A story on Miami real estate? At first, the reporting seemed okay. But when I watched it again — a 60 Minutes real estate piece that mentions the troubled downtown Miami condo Jade on Brickell — I realized part of the story really missed the mark.


Here’s the problem I have with the media in this digital age. In the 25/7 rush to scoop each other on headline news, sometimes stories lack facts. Sometimes the “facts” presented aren’t entirely factual. And sometimes the interview is angled to fit the reporter’s notion of what the story is perceived or desired to be.

Don’t get me wrong. I have a lot of respect for the media in general and participate in many interviews myself. But like so many industries pressured by the ubiquity of Web information, and in the media’s case, significant declines in ad revenue, circulation, and staff resources, haste can make waste.

How did CBS make the already bad news about Jade on Brickell worse? 60 Minutes reporter Scott Pelley toured the downtown Miami condo with local broker Peter Zalewski and portrayed it as a victim of the subprime meltdown. False! This story line actually sounds better for Jade than the reality, but it disservices the truth.

The Real Story on Miami Condos

Anyone in Miami real estate since, say, 2004, knows that Jade’s problems are because of mortgage fraud, overspeculation, and oversupply, NOT because of subprime lending. It is well known that Jade sold at the VERY top of the market. It is also common knowledge here that the majority of Jade’s contract-holders are speculators, though no one would EVER admit it.

Jade on Brickell started closing units in 2004-2005, WELL BEFORE any hint of financial fallout. The 60 Minutes segment further misses the point by leaving out important details. For example, when people buy preconstruction condo units, they do so WITHOUT a mortgage contingency.

Flipping Miami Condos

When Miami’s condo rush was in full swing, money was cheap and easy to get. Condo sales were not hooked to the mortgage market.
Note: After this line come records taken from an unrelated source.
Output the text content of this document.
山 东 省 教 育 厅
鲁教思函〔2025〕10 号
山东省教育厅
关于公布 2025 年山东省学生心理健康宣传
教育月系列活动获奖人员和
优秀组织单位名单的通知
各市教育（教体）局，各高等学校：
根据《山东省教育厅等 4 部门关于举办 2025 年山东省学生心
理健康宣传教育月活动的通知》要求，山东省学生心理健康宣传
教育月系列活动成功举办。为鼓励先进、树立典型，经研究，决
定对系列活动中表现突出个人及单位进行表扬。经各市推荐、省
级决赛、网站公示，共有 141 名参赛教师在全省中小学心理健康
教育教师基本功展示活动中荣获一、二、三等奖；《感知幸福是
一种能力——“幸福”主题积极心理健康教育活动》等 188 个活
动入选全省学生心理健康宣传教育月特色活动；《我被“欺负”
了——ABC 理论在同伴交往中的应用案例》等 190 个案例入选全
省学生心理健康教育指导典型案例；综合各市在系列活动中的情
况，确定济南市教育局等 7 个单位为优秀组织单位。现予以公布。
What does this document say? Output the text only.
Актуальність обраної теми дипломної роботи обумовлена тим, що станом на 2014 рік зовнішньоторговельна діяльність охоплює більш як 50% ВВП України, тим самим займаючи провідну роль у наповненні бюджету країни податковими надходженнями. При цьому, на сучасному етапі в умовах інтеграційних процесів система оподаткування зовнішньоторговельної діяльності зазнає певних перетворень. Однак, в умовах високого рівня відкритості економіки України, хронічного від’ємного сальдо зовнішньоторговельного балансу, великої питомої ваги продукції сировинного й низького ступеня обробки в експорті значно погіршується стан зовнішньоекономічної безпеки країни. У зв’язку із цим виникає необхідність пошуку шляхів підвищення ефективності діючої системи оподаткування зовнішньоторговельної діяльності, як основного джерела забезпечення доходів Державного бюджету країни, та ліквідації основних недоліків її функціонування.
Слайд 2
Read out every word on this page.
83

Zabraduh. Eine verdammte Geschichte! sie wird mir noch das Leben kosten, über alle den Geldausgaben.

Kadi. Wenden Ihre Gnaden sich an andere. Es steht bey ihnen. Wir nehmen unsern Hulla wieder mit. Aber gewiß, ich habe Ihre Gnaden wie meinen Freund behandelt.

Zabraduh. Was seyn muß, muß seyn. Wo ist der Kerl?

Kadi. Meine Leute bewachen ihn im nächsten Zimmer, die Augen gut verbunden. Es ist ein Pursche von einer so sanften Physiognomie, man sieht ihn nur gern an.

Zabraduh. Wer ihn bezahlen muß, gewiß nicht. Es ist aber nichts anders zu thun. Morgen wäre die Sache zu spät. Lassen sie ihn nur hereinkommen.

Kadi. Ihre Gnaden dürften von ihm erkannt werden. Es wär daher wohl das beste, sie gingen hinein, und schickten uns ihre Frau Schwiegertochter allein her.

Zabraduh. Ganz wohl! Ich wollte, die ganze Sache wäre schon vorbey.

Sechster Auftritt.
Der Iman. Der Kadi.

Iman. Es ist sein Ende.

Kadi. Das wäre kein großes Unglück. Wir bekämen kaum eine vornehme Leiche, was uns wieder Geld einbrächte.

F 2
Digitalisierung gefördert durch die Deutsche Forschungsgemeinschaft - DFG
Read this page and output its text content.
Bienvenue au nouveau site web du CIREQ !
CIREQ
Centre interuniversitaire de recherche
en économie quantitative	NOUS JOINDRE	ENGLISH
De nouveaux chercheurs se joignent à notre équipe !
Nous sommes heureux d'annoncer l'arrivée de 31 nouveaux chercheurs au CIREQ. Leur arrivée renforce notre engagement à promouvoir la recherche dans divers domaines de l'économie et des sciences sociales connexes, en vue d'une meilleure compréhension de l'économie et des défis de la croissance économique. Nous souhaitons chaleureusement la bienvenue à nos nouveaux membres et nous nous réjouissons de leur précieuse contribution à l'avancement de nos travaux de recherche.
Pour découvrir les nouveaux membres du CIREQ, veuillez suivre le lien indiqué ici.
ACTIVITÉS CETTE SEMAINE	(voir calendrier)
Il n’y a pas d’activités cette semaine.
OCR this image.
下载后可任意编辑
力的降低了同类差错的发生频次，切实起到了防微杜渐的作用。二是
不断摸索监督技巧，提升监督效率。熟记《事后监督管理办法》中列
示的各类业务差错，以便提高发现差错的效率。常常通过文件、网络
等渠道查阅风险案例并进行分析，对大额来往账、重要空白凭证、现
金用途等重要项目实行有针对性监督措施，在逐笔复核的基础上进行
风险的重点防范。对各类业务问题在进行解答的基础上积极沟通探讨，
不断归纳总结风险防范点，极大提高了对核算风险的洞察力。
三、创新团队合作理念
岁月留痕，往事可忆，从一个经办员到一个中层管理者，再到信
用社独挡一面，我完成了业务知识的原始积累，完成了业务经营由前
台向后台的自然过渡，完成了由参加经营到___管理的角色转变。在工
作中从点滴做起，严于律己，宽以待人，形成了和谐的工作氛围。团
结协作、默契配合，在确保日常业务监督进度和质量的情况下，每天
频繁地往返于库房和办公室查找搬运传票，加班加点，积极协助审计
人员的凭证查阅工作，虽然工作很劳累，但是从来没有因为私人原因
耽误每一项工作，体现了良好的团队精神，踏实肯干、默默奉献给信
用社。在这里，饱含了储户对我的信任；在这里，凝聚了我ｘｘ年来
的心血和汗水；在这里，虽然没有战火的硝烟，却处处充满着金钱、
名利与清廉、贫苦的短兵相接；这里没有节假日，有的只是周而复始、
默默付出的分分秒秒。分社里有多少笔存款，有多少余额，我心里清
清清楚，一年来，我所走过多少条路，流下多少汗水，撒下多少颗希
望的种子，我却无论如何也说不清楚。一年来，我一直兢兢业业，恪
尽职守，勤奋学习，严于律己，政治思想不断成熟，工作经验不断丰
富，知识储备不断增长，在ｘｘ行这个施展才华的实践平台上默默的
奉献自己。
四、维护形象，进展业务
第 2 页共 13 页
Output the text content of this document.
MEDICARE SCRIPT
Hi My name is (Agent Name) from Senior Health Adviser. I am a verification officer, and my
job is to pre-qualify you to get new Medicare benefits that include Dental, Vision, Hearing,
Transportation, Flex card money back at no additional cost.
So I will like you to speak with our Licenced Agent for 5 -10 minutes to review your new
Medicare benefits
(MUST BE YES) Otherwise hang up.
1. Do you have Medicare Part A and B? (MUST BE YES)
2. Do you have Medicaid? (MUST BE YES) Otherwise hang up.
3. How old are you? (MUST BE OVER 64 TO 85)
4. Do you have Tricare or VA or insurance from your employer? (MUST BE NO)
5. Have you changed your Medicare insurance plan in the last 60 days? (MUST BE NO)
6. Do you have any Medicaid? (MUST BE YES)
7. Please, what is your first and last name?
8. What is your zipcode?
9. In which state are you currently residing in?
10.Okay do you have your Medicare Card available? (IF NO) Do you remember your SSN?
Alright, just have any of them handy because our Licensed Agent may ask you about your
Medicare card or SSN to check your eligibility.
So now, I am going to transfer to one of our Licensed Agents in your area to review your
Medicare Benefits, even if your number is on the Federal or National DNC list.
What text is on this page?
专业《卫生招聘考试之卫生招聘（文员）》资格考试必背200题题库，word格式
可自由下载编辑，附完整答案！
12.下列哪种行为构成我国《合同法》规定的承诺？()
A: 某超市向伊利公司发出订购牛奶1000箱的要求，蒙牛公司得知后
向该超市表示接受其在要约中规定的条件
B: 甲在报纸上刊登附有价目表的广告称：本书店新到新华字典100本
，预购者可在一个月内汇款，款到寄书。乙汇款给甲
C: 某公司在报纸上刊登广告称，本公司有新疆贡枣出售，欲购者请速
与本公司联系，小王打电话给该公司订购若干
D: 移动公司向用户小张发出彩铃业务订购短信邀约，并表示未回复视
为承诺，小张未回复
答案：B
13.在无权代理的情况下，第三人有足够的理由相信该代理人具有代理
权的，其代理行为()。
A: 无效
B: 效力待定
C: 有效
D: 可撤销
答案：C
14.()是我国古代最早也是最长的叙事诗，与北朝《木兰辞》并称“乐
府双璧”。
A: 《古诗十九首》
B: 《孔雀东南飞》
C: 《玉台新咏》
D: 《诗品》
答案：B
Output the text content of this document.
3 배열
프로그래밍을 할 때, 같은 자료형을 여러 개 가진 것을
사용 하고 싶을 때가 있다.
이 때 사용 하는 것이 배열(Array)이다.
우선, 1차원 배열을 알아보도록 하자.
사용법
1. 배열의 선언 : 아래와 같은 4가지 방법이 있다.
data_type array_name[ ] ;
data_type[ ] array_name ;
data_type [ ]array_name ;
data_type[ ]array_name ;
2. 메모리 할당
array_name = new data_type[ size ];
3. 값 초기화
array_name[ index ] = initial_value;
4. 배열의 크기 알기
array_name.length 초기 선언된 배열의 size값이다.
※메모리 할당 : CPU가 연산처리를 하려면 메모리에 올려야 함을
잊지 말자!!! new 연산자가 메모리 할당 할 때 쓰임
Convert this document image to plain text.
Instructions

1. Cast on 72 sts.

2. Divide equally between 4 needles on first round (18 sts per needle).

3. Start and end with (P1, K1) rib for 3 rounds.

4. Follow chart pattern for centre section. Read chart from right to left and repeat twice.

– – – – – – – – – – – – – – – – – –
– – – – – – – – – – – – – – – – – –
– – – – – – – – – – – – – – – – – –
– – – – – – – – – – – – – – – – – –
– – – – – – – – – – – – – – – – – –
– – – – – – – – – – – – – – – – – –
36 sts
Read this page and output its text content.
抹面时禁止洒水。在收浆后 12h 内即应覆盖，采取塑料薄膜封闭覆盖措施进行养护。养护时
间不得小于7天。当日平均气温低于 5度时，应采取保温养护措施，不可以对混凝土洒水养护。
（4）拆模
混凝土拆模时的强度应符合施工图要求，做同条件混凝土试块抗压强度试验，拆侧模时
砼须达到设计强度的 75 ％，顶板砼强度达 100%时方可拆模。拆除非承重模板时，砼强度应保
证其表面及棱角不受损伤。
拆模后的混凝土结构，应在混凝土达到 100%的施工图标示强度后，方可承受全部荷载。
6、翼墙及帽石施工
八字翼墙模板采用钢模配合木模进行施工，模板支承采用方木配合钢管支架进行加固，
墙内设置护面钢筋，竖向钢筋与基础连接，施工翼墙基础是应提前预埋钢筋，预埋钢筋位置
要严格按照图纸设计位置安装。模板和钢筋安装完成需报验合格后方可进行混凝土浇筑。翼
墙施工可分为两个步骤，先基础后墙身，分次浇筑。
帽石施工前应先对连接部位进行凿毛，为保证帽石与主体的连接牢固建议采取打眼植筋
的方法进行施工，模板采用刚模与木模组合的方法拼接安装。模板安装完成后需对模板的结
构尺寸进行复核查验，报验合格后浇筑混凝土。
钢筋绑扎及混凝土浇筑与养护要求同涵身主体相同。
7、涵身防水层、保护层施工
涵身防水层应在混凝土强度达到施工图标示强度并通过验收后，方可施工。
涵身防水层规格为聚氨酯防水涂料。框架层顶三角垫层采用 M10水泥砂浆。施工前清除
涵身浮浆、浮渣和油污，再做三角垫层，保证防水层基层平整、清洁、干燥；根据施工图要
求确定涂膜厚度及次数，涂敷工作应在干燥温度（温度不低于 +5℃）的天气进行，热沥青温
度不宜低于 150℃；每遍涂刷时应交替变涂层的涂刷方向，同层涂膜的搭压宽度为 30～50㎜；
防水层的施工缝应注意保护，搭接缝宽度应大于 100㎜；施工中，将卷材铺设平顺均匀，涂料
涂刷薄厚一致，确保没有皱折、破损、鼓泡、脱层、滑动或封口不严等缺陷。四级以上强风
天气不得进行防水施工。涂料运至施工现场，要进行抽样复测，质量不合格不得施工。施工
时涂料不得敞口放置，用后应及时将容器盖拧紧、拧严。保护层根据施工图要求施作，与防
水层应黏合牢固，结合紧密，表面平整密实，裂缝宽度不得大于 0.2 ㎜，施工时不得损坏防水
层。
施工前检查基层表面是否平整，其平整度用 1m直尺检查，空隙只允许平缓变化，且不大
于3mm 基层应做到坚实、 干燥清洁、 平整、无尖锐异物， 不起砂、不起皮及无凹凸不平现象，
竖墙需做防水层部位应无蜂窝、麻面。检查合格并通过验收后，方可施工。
Cheap mortgages and subprime loans were not used as an enticement. Zalewski commented that Option Arm and Alt-A loans were “essential” for Miami condo buyers. Not the case.

Back then, obtaining a mortgage was rarely discussed because most buyers planned to flip (remember that word?) their condo BEFORE closing. Bad CBS.

I can name many high-end buildings that are or were RAMPANT with mortgage fraud. Hello! Where’s the story on that??

Jade’s issues, I repeat, are NOT from subprime lending practices, and Zalewski should have known that and pointed it out. In the 60 Minutes segment, new condos in the downtown Miami/Brickell area seem to be portrayed as a hotbed of foreclosure activity (because of the subprime collapses). They are not.

I wish CBS had asked another broker or agent for the real story and the real center of foreclosure activity in South Florida real estate. But since they didn’t, I’ll help them out: Homestead, Florida. Working class Homestead, Florida.

Some of the more interesting (and hopefully more accurate) footage in the interview comes from Whitney Tilson, who tracks U.S. mortgage information. Here are the residential real estate loans coming up for readjustment:

  • Sub Prime: $1 trillion. We seem to be near the end of these resets.
  • Alt-As: $1 trillion.
  • Option Arms: $500-600 billion.

Then there’s the commercial real estate market, but we won’t go there right now.

From the Credit Suisse graphs on CBS, it looks as if Alt A and Option Arm loan resets won’t peak until mid-2011. Yikes. These mortgage defaults could be more numerous and longer lasting than the subprime plunge.

Don’t you love the interview with the speculator who plays victim because she “didn’t ask enough questions” about her loan terms? Oh, okay. Sign six mortgages, but don’t read your contracts. This one gets the big “Duh!”

And did you see Oscar Munoz cleaning out ONE condo? He used to be a Miami real estate agent. Now banks hire his company to empty out foreclosed properties.

Peter: There really isn’t any way to spin “Vulture.” You tried, though.